Sandro Botticelli, La Primavera, 1480, Galleria degli Uffizi, Firenze, detail of the Graces
Pendant with newt, Flemish goldsmith, 1580-1590, Museo degli Argenti, Palazzo Pitti, Firenze

This gave rise to goldsmiths and artisans who started creating their own businesses. Artisans started working on those pearls with irregular shapes, together with gold, precious and semi-precious stones, and ivory as the perfect, round pearls were extremely rare to find. They created what became known as baroque jewels, as well as pendants, human figurines, real and mythological animal figures, collectables and so on.

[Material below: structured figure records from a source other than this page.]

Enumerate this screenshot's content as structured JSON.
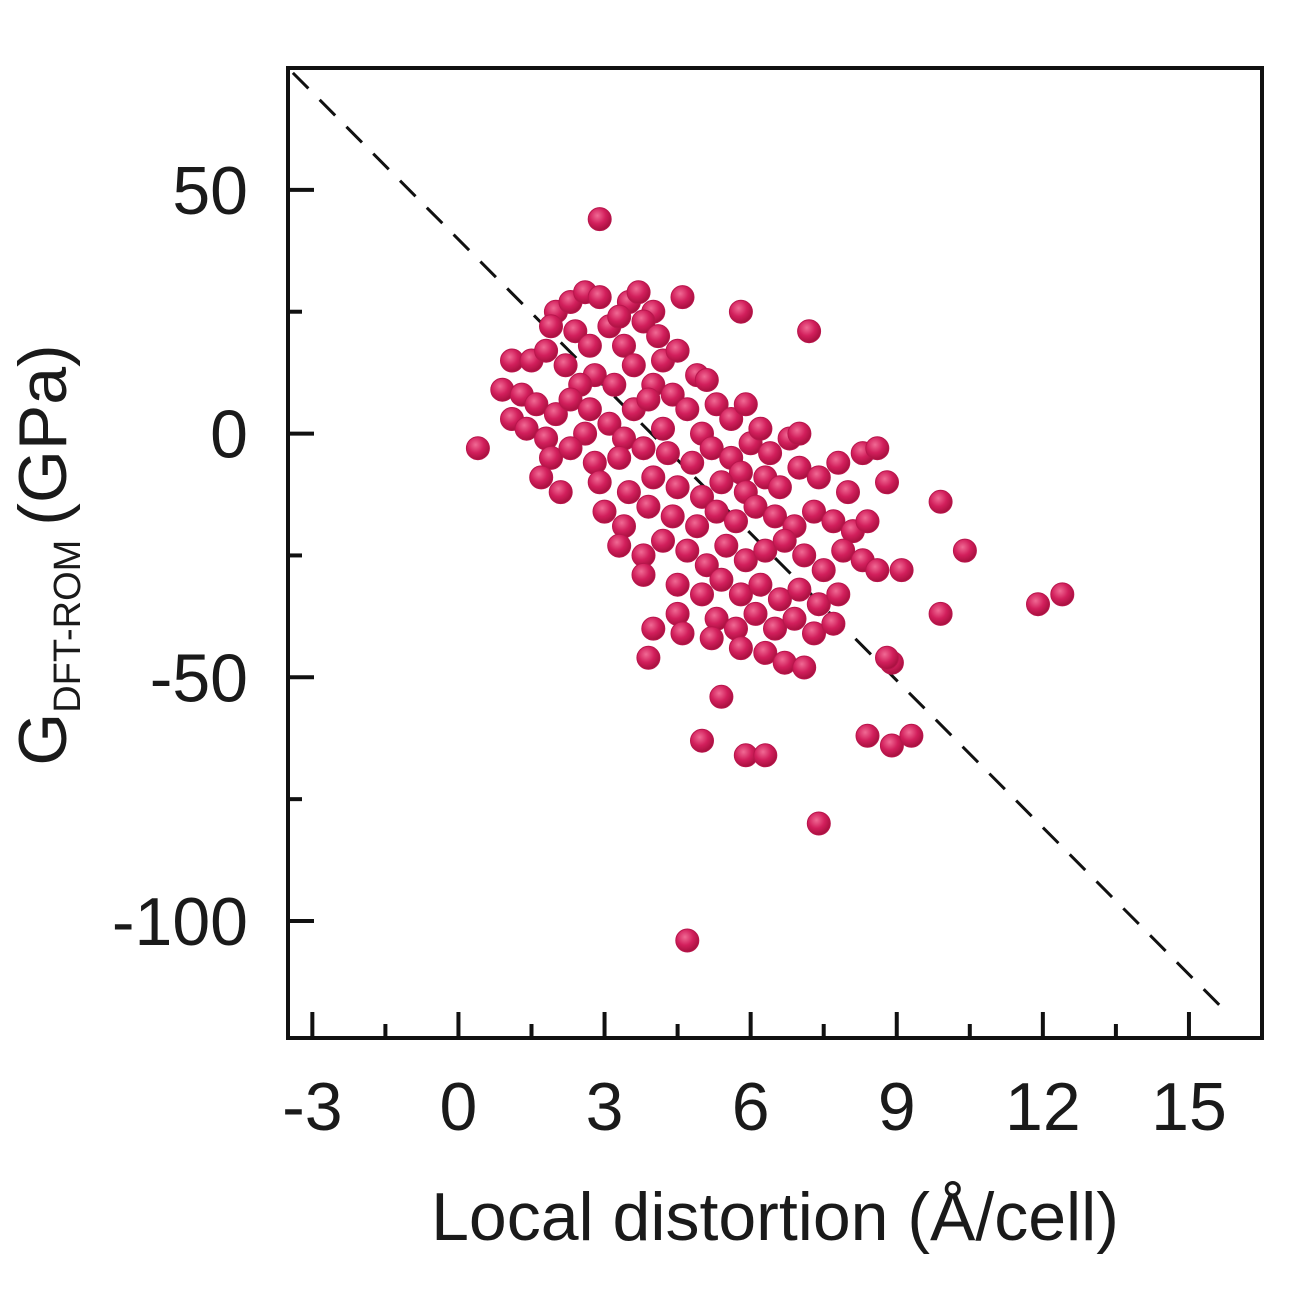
{
  "chart_data": {
    "type": "scatter",
    "xlabel": "Local distortion (Å/cell)",
    "ylabel_main": "G",
    "ylabel_subscript": "DFT-ROM",
    "ylabel_unit": "(GPa)",
    "xlim": [
      -3.5,
      16.5
    ],
    "ylim": [
      -124,
      75
    ],
    "xticks": [
      -3,
      0,
      3,
      6,
      9,
      12,
      15
    ],
    "xtick_labels": [
      "-3",
      "0",
      "3",
      "6",
      "9",
      "12",
      "15"
    ],
    "yticks": [
      50,
      0,
      -50,
      -100
    ],
    "ytick_labels": [
      "50",
      "0",
      "-50",
      "-100"
    ],
    "grid": false,
    "legend": "none",
    "marker_color": "#d21f5c",
    "reference_line": {
      "style": "dashed",
      "color": "#111111",
      "points": [
        [
          -3.4,
          74
        ],
        [
          15.8,
          -119
        ]
      ]
    },
    "series": [
      {
        "points": [
          [
            2.9,
            44
          ],
          [
            4.6,
            28
          ],
          [
            5.8,
            25
          ],
          [
            7.2,
            21
          ],
          [
            2.0,
            25
          ],
          [
            2.3,
            27
          ],
          [
            2.6,
            29
          ],
          [
            2.9,
            28
          ],
          [
            3.5,
            27
          ],
          [
            3.7,
            29
          ],
          [
            4.0,
            25
          ],
          [
            1.9,
            22
          ],
          [
            2.4,
            21
          ],
          [
            3.1,
            22
          ],
          [
            3.3,
            24
          ],
          [
            3.8,
            23
          ],
          [
            4.1,
            20
          ],
          [
            2.7,
            18
          ],
          [
            3.4,
            18
          ],
          [
            1.1,
            15
          ],
          [
            1.5,
            15
          ],
          [
            1.8,
            17
          ],
          [
            2.2,
            14
          ],
          [
            2.8,
            12
          ],
          [
            3.6,
            14
          ],
          [
            4.2,
            15
          ],
          [
            4.5,
            17
          ],
          [
            4.9,
            12
          ],
          [
            5.1,
            11
          ],
          [
            4.0,
            10
          ],
          [
            3.2,
            10
          ],
          [
            2.5,
            10
          ],
          [
            0.9,
            9
          ],
          [
            1.3,
            8
          ],
          [
            1.6,
            6
          ],
          [
            2.0,
            4
          ],
          [
            1.1,
            3
          ],
          [
            1.4,
            1
          ],
          [
            2.3,
            7
          ],
          [
            2.7,
            5
          ],
          [
            3.1,
            2
          ],
          [
            3.6,
            5
          ],
          [
            3.9,
            7
          ],
          [
            4.4,
            8
          ],
          [
            4.7,
            5
          ],
          [
            5.3,
            6
          ],
          [
            5.6,
            3
          ],
          [
            5.9,
            6
          ],
          [
            5.0,
            0
          ],
          [
            4.2,
            1
          ],
          [
            3.4,
            -1
          ],
          [
            2.6,
            0
          ],
          [
            1.8,
            -1
          ],
          [
            0.4,
            -3
          ],
          [
            1.9,
            -5
          ],
          [
            2.3,
            -3
          ],
          [
            2.8,
            -6
          ],
          [
            3.3,
            -5
          ],
          [
            3.8,
            -3
          ],
          [
            4.3,
            -4
          ],
          [
            4.8,
            -6
          ],
          [
            5.2,
            -3
          ],
          [
            5.6,
            -5
          ],
          [
            6.0,
            -2
          ],
          [
            6.4,
            -4
          ],
          [
            6.8,
            -1
          ],
          [
            7.0,
            0
          ],
          [
            6.2,
            1
          ],
          [
            5.8,
            -8
          ],
          [
            1.7,
            -9
          ],
          [
            2.1,
            -12
          ],
          [
            2.9,
            -10
          ],
          [
            3.5,
            -12
          ],
          [
            4.0,
            -9
          ],
          [
            4.5,
            -11
          ],
          [
            5.0,
            -13
          ],
          [
            5.4,
            -10
          ],
          [
            5.9,
            -12
          ],
          [
            6.3,
            -9
          ],
          [
            6.6,
            -11
          ],
          [
            7.0,
            -7
          ],
          [
            7.4,
            -9
          ],
          [
            7.8,
            -6
          ],
          [
            8.3,
            -4
          ],
          [
            8.6,
            -3
          ],
          [
            8.8,
            -10
          ],
          [
            8.0,
            -12
          ],
          [
            3.0,
            -16
          ],
          [
            3.4,
            -19
          ],
          [
            3.9,
            -15
          ],
          [
            4.4,
            -17
          ],
          [
            4.9,
            -19
          ],
          [
            5.3,
            -16
          ],
          [
            5.7,
            -18
          ],
          [
            6.1,
            -15
          ],
          [
            6.5,
            -17
          ],
          [
            6.9,
            -19
          ],
          [
            7.3,
            -16
          ],
          [
            7.7,
            -18
          ],
          [
            8.1,
            -20
          ],
          [
            8.4,
            -18
          ],
          [
            9.9,
            -14
          ],
          [
            3.3,
            -23
          ],
          [
            3.8,
            -25
          ],
          [
            4.2,
            -22
          ],
          [
            4.7,
            -24
          ],
          [
            5.1,
            -27
          ],
          [
            5.5,
            -23
          ],
          [
            5.9,
            -26
          ],
          [
            6.3,
            -24
          ],
          [
            6.7,
            -22
          ],
          [
            7.1,
            -25
          ],
          [
            7.5,
            -28
          ],
          [
            7.9,
            -24
          ],
          [
            8.3,
            -26
          ],
          [
            8.6,
            -28
          ],
          [
            9.1,
            -28
          ],
          [
            10.4,
            -24
          ],
          [
            3.8,
            -29
          ],
          [
            4.5,
            -31
          ],
          [
            5.0,
            -33
          ],
          [
            5.4,
            -30
          ],
          [
            5.8,
            -33
          ],
          [
            6.2,
            -31
          ],
          [
            6.6,
            -34
          ],
          [
            7.0,
            -32
          ],
          [
            7.4,
            -35
          ],
          [
            7.8,
            -33
          ],
          [
            4.5,
            -37
          ],
          [
            5.3,
            -38
          ],
          [
            5.7,
            -40
          ],
          [
            6.1,
            -37
          ],
          [
            6.5,
            -40
          ],
          [
            6.9,
            -38
          ],
          [
            7.3,
            -41
          ],
          [
            7.7,
            -39
          ],
          [
            9.9,
            -37
          ],
          [
            11.9,
            -35
          ],
          [
            12.4,
            -33
          ],
          [
            4.0,
            -40
          ],
          [
            4.6,
            -41
          ],
          [
            5.2,
            -42
          ],
          [
            5.8,
            -44
          ],
          [
            6.3,
            -45
          ],
          [
            6.7,
            -47
          ],
          [
            7.1,
            -48
          ],
          [
            3.9,
            -46
          ],
          [
            8.9,
            -47
          ],
          [
            8.8,
            -46
          ],
          [
            5.4,
            -54
          ],
          [
            5.0,
            -63
          ],
          [
            5.9,
            -66
          ],
          [
            6.3,
            -66
          ],
          [
            8.4,
            -62
          ],
          [
            8.9,
            -64
          ],
          [
            9.3,
            -62
          ],
          [
            7.4,
            -80
          ],
          [
            4.7,
            -104
          ]
        ]
      }
    ]
  }
}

In the 18th Century, pearls with diamonds became popular, and the discovery of new gold mines that produced white gold contributed to the creation of floral motifs that represented nature.


These luxury jewels eventually reached Paris and other European royal courts. Soon jewellery was designed with pearls for the day and pearls for the evening. Teardrop pearls with diamonds were worn for important occasions, while round pearls were worn during the day, even by the middle class. Jewellery became smaller to cater for the new middle-class merchants. Jewellery took the shape of romantic symbols such as knots, bows, anchors and arrows together with the floral designs that already existed.

Jan Vermeer, Woman with pearl necklace , 1664, Gemaldegalerie, Berlin
Louise Elisabeth Vigée Lebrun, Marie Antoinette with the Rose, 1783, Musée National du Chateau, Versailles

Pearls became family heirlooms which could be transformed and adapted to the current fashion. Exotic pearls were introduced in the 19th Century in sets of necklaces, earrings, rings and bracelets. Governments encouraged their jewelers to increment their activity to sustain the economy in their country. Artisans turned to the arts of antique populations, Egyptians and even archaeological sites, as well as Gothic and Renaissance periods for new inspirations.


With Art Nouveau, jewelry was considered to be works of art, and every type of pearl, regardless of shape or color was used.


At the turn of the 20th Century, Japanese Kokichi Mikimoto discovered how to produce cultured pearls giving rise to a growing market for pearls of every type, size, and color making them more affordable. This extraordinary revolution together with important social changes which took place in the last Century where women were introduced into the workplace have contributed to changes in apparel and habits, social relationships and economic conditions giving everyone the opportunity to afford a piece of jewelry with a pearl.